Мартын пожал плечами и, засунув руки в карманы коротких штанов, побрел по тропинке, ведущей к водопаду. Он знал, что мать ждет его там, у грота, полузавешенного еловой хвоей, – так было условлено, – она выходила гулять очень рано и, не желая будить Мартына, оставляла для него записку: «У грота, в десять часов» или: «У ключа, по дороге в Сен-Клер»; но хотя он знал, что она ждет, Мартын вдруг переменил направление и, покинув тропу, пошел по вереску вверх.

XXII

Склон становился все круче, пекло солнце, мухи норовили сесть на губы и глаза. Дойдя до круглой березовой рощицы, он отдохнул, выкурил папиросу, туже подтянул завороченные под коленями чулки и, жуя березовый листок, стал подниматься дальше. Вереск был хрустящий и скользкий; иногда колючий кустик утесника цеплялся за ногу. Спереди, наверху, сверкало нагромождение скал, и между ними пролегал желоб, веерная трещина, полная мелких камушков, которые пришли в движение, как только он на них ступил. Этим путем нельзя было добраться до вершины, и Мартын пошел лезть прямо по скалам. Иногда корни или моховые ляпки, за которые он хватался, отрывались от скалы, и он лихорадочно искал под ногой опоры, или же, наоборот, что-то поддавалось под ногами, он повисал на руках, и приходилось мучительно подтягиваться вверх.
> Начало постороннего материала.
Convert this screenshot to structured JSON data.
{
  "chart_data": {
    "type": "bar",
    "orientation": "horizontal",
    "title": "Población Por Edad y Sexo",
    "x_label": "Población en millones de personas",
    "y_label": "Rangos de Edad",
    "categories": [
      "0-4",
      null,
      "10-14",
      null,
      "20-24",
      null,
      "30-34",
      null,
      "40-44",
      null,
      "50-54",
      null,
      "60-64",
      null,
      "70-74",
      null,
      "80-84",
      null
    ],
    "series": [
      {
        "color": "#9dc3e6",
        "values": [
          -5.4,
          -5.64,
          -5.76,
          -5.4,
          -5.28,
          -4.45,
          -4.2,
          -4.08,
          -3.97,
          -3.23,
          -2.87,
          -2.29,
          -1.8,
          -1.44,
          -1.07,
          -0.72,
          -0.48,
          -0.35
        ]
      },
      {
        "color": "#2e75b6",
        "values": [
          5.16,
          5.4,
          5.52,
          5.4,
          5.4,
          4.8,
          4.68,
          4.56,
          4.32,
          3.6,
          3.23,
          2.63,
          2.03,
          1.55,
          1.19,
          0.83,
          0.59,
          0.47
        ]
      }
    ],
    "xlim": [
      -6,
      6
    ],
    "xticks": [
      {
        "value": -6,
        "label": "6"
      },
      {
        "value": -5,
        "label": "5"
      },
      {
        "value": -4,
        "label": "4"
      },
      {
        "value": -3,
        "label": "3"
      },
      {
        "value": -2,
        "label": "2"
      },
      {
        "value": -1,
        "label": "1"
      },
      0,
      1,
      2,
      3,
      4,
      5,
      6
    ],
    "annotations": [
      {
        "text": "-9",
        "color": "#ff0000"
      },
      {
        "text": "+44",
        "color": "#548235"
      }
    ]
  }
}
Он уже почти достиг вершины, когда вдруг поскользнулся и начал съезжать, цепляясь за кустики жестких цветов, не удержался, почувствовал жгучую боль, оттого что коленом проскреб по скале, попытался обнять скользящую вверх крутизну, и вдруг что-то спасительное толкнуло его под подошвы. Он оказался на выступе скалы, на каменном карнизе, который справа суживался и сливался со скалой, а с левой стороны тянулся саженей на пять, заворачивал за угол, и что с ним было дальше – неизвестно. Карниз напоминал бутафорию кошмаров. Мартын стоял, плотно прижавшись к отвесной скале, по которой грудью проехался, и не смел отлепиться. С натугой посмотрев через плечо, он увидел чудовищный обрыв, сияющую, солнечную пропасть, и в глубине панику отставших елок, бегом догоняющих спустившийся бор, а еще ниже – крутые луга и крохотную, ярко-белую гостиницу. «Ах, вот ее назначение, – суеверно подумал Мартын. – Сорвусь, погибну, вот она и смотрит. Это… Это…» Одинаково ужасно было смотреть туда, в пропасть, и наверх, на отвесную скалу. Полка, шириной с книжную, под ногами и бугристое место на скале, куда вцепились пальцы, было все, что оставалось Мартыну от прочного мира, к которому он привык.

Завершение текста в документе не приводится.